Messer Andrea, the master of the slave brokers, and he held himself to be better than the masterless rogues, the ribalds of the alleys-such rogues as he now paused to watch.
In the deep shadow under the stone arch of an open gate in the city wall some half dozen ragged figures were clustered, looking out at the road. Piculph, being mounted, could see over their heads. Beyond this gate, out on the plain, the glow of sunset lingered. And Piculph's curiosity grew as he watched.
Often he had watched stout Turks driving laden asses through that gate and sallow Armenians moving through the dust raised by their sheep and grim Tatars whirling lariats as they trotted beside the herds of their shaggy ponies. But he had never seen a man leading a horse.
And now a tall man was approaching with the long stride of one who had come far on foot. He wore boots of soft leather laced to his knees, a faded mantle gray with dust, and a tarnished steel cap set a little upon one side of his yellow head. Great of bone he was, and though alone, he did not seem to fear the darkness under the gate. The sword slung upon his hip in its leather scabbard was too heavy and too long to be handy in a brawl. So thought Piculph.
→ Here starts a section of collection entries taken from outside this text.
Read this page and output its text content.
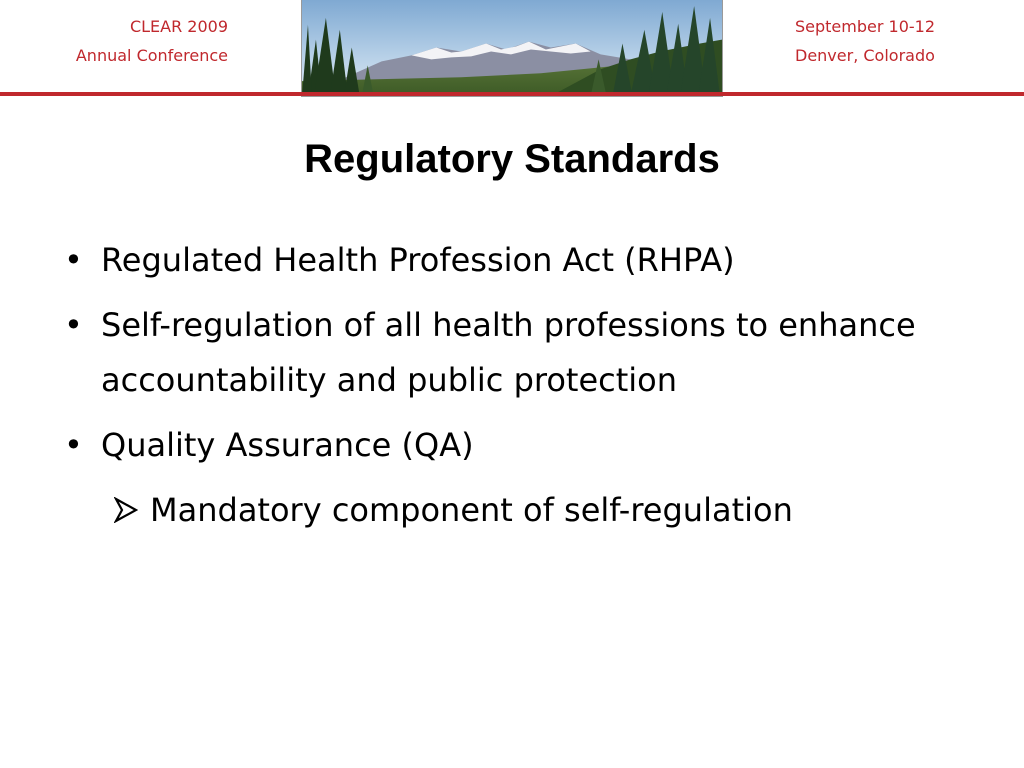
CLEAR 2009
Annual Conference
September 10-12
Denver, Colorado
Regulatory Standards
• Regulated Health Profession Act (RHPA)
• Self-regulation of all health professions to enhance accountability and public protection
• Quality Assurance (QA)
Mandatory component of self-regulation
And so thought the ribalds under the arch who had seen that the stranger led a lame horse, a gray Arab racer whose saddlecloth was gleaming cloth of gold. Since the stranger was alone and the horse one of price, the thieves made ready to slay the man-there in the darkness under the arch that smelled of charcoal and sheepskins.
Piculph grinned in his beard, for he saw what they were about, and he meant to ride in upon them after their work was done and seize the horse himself.
The stranger entered the arch, and the masterless men thronged about him.
"Yah huk-yah huk!" they yelled in unison, the beggar's cry of Asia's streets. And at their call a pockmarked devil in a tattered cloak came running up with a lantern as if to light the way before the tall man. Instead he thrust the lantern close to the stranger's eyes-clear gray eyes that looked at them out of a lean, sun-darkened face.
"Give, in God's name!" whined a beggar, pushing through his mates until his groping hands closed upon the right arm of the stranger. The beggar was blind, his pupils white-filmed, his lids eaten by flies.
His comrades pressed in closer then, and Piculph saw that for which he had been looking. Behind the blind beggar appeared a stout Levantine boatman grasping a short ax, watching his chance to strike. The thieves clamored louder, and the boatman shifted his weight to his left foot, and the corners of his lips twitched in a snarl. Suddenly he struck, full at his victim's eyes.
But the tall man had caught the flicker of steel in the light of the lantern. His right arm shot forward, thrusting the blind beggar back, and he himself bent back from the hips. The boatman's ax swung harmlessly through the air.
At the same instant the stranger pulled clear his sword. The point of the long blade swept out and down, and the boatman shrieked. The sword's edge had caught his wrist and cut through it. The ax, still gripped in hairy fingers, dropped to the earth.
The boatman staggered against the stones of the arch and fell. At the flash of the long sword his companions vanished, as dogs flee the rush of the wolf-the blind beggar scrambling after them. The stranger picked up the lantern quickly and hooked it to his belt, a broad leather belt, Piculph noticed, set with silver plates and a miniature shield.
"Poor Bacco!" exclaimed the big Lombard, drawing closer, "what a cut that was!"
He had spoken in Italian, and the stranger neither answered nor sheathed his sword. Piculph saw now that he was younger than he had thought, but with the narrowed eyes and the lines about the mouth that came from hardship and long service.
"Whence are you, Messer Swordsman?" he asked, in the lingua franca that was the common speech of the Levant.